Performance Analysis of the Ice-Sheet and Sea-Level System Model (ISSM)
Einleitung
Earth modeling is a wide field of different scientific domains, e.g., ice-modeling. All domains have in common, that they need to be able to handle large areas. Therefore, scalability is a significant property of earth models as they compute large domains and long time periods. The Ice-sheet and Sea-level System Model (ISSM) is a well-known framework, which is used to simulate large ice-sheets as the Greenland ice-sheet. It is written in C++ and employs process parallelism (MPI) through PETSc. Ice is a very complex material with different physical properties. It behaves like a fluids and solids at the same time. Additionally, it is dependent from different external forces like weather, temperature and the bedrock topology. The complex multi physics model of ISSM is implemented in individual modules running in a predefined sequence (see Figure 1).
In this project, we analyzed the scaling of ISSM running a realistic Greenland setup on the Lichtenberg HPC System. We aimed to identify the sweet spot (number of processes with which the code runs fastest). We also put a focus on the load balancing of the code and identified computational hotspots and optimization potential.
Methoden
We instrumented the code using Score-P with a manually created filter. We run the instrumented code with a Greenland setup with minimal edge length of 250 m (G250). Thereby we got low overhead runtime measurements of ISSM on 96 up to 6144 MPI processes on up to 128 nodes.

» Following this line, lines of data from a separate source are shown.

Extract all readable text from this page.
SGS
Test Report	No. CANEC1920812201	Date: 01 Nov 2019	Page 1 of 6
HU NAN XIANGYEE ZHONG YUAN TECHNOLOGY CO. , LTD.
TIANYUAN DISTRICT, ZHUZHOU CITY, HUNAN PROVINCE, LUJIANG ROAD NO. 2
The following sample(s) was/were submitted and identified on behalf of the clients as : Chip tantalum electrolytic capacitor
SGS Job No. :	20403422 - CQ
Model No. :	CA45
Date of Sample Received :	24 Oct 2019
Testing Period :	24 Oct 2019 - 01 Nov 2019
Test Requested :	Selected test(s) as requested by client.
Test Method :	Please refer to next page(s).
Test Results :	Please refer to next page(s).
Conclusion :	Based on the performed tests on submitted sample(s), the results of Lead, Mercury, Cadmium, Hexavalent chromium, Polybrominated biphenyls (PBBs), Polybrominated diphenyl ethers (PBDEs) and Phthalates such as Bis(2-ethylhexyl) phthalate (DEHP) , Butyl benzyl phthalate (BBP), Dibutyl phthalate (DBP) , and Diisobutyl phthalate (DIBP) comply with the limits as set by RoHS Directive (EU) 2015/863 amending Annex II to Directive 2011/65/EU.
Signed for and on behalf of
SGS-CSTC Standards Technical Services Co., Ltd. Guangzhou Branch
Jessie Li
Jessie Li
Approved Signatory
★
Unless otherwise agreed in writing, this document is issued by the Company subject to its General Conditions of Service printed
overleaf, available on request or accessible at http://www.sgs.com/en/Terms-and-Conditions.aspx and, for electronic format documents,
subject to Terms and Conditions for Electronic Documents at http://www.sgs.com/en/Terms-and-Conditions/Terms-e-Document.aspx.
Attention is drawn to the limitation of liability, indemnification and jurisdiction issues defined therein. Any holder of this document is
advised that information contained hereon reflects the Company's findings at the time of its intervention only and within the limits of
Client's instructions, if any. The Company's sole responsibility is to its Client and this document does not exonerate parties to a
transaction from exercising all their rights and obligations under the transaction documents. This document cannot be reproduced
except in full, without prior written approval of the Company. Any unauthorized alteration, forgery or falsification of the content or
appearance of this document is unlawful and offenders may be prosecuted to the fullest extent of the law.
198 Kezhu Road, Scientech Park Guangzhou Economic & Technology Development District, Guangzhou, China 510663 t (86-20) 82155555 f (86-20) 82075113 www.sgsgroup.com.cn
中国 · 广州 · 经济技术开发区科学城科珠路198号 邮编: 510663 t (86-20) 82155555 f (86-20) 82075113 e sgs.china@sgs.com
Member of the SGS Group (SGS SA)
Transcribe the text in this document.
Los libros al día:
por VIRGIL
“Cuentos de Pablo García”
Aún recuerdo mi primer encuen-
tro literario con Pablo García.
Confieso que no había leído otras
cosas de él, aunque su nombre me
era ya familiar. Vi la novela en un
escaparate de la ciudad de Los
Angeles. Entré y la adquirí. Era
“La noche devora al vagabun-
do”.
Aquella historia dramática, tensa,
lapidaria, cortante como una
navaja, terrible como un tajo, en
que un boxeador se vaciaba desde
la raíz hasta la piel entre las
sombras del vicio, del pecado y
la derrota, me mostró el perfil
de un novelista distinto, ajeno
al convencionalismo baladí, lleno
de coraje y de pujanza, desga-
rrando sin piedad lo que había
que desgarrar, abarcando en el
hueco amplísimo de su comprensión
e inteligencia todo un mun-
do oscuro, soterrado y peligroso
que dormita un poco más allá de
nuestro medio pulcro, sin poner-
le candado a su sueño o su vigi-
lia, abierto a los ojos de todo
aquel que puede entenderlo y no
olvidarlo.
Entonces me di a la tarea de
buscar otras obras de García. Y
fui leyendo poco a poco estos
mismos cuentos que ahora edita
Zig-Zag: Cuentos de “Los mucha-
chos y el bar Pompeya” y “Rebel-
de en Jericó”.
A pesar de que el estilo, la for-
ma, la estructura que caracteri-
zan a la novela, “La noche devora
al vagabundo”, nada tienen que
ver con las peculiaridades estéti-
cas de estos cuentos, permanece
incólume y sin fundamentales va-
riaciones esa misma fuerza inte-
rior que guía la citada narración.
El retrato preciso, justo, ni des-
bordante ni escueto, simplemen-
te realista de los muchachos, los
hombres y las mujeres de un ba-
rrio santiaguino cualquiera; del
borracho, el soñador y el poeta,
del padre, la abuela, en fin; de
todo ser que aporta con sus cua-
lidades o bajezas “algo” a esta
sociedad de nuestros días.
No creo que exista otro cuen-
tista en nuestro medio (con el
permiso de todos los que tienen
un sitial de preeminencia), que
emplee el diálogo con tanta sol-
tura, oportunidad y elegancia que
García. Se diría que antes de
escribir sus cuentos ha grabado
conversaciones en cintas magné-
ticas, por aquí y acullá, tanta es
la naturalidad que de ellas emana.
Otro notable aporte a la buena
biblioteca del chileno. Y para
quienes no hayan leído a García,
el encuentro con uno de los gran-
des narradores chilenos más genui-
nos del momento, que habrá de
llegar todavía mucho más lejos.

Furthermore, we developed PIRA-LID, a tool based on PIRA and clang, for automatic instrumentation of load imbalanced regions in MPI applications and applied it on ISSM. Finally, we identified load imbalanced regions and tried to identify optimal configuration by automatic optimization using OpenTuner.
Ergebnisse
We show, that large setups as the G250 provide enough computational load to take advantage of up to 3000 MPI processes within the time stepping sequence of ISSM (Figure 3). The overall scaling is limited by the moving front module and within the modules the assembly of the equation systems is the major issue. Therefore we present the timing data of the matrix assembly per module in Figure 2. In general, the most costly module is the stress balance, even while we run it using the higher order approximation, which is known to be much faster than full stokes.
The load imbalance detection shows, that the creation of the equation system is load imbalanced, because some processes process grid elements, which do not include ice (nothing to do) and other has to process the ice regions. Our optimizer was able to improve these regions, but the whole runtime did not improve, because other code regions became load imbalanced by our changes. Ultimately, adjusted load balancing parameters did not show any significant impact on the overall runtime.
Diskussion
The scalability of ISSM using up to 3000 MPI processes on realistic setups is sufficient to run it on HPC systems as the Lichtenberg 2. The load balancing is not optimal, but already sufficient. The individual modules of the code have different dependencies and an optimal load balancing in all modules simultaneously seams not to be possible.
To improve the throughput of ISSM we suggest to focus on the scaling bottlenecks of the moving front module and the node level performance of the creation of the equation system within the stress balance module.